O ministro Luiz Fux deixará a Primeira Turma do Supremo Tribunal Federal (STF), responsável por analisar ações ligadas à trama golpista. O pedido de transferência foi aceito nesta quarta-feira (22) pelo presidente da Corte, Edson Fachin, conforme previsto no artigo 19 do Regimento Interno do STF.
Com a aposentadoria de Luís Roberto Barroso, uma vaga foi aberta na Segunda Turma, e Fux manifestou interesse em ocupar o posto. Fachin destacou, em despacho oficial, que “diante da ausência de manifestação de interesse de integrante mais antigo, concedo a solicitada transferência para a Segunda Turma, nos termos dos artigos 13, X, e 19 do Regimento Interno desta Corte”.
A mudança ocorre após Fux ter participado de julgamentos importantes na Primeira Turma, incluindo casos envolvendo o ex-presidente Jair Bolsonaro e réus do núcleo de desinformação da trama golpista. O ministro havia votado pela absolvição de alguns réus por falta de provas, o que gerou repercussão política.

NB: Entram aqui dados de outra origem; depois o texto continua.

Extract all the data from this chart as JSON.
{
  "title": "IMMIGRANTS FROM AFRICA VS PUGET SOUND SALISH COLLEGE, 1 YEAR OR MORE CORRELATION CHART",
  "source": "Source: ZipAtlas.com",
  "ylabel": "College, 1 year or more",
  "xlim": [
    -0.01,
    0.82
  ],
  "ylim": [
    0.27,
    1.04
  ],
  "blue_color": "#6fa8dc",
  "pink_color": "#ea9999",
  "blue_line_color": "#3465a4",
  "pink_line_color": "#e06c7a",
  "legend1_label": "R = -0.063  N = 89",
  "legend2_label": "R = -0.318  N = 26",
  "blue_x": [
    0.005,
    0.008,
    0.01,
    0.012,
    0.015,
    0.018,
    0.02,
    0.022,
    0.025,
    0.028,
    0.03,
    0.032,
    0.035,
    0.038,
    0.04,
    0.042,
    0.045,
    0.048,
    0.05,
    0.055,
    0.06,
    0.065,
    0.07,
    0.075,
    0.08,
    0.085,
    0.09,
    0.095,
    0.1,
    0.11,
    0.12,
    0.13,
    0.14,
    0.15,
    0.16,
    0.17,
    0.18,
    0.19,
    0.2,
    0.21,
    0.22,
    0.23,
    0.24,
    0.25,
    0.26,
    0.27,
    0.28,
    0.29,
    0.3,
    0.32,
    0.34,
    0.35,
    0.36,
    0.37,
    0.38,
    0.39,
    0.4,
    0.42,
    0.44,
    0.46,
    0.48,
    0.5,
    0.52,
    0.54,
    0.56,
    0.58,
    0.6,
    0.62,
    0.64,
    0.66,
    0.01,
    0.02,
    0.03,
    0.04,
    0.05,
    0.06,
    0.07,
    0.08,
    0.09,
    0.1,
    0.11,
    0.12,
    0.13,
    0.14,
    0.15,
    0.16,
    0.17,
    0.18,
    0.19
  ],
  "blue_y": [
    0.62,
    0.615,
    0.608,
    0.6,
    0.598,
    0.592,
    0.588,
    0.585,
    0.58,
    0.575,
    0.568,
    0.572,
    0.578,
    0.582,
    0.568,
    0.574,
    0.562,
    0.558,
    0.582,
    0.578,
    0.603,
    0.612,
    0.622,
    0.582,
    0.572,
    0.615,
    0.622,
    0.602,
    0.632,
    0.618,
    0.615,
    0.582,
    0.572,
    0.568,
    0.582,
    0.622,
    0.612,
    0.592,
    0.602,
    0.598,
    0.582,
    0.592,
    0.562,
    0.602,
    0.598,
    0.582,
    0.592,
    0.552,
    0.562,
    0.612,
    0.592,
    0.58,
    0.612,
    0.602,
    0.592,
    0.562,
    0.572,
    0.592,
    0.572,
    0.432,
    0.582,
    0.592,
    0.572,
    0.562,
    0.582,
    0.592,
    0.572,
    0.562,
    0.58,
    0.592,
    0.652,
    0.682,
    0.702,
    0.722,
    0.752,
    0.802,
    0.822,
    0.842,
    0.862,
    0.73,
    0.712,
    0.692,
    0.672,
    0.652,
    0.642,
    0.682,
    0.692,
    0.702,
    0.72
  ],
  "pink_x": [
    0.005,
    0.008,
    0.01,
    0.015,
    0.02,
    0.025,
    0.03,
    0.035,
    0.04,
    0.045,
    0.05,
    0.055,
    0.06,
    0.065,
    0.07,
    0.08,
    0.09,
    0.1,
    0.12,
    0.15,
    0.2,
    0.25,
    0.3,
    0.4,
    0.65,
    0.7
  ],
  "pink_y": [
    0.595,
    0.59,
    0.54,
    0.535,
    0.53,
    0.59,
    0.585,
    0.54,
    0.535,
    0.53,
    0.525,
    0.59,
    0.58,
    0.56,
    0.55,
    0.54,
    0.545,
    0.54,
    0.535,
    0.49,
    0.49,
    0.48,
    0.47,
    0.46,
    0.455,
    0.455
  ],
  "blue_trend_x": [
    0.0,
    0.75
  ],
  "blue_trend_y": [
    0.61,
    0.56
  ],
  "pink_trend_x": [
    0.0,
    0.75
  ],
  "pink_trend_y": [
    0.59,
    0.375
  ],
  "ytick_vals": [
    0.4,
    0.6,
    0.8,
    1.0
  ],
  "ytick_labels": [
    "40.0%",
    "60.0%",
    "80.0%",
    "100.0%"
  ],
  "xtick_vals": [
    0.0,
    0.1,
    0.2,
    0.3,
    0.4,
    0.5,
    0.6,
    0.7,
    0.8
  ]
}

Durante a sessão desta terça-feira (21), Fux explicou que já havia combinado com o então ministro Barroso a intenção de trocar de turma: “Desde meados do ano passado, combinei com o ministro Barroso essa permuta, o que é bastante comum entre os membros da Corte”, afirmou.
Com a mudança, a Segunda Turma passará a contar com Fux, Fachin, André Mendonça, Nunes Marques e Flávio Dino. A alteração na composição pode impactar o andamento de julgamentos sensíveis que ainda aguardam definição no Supremo.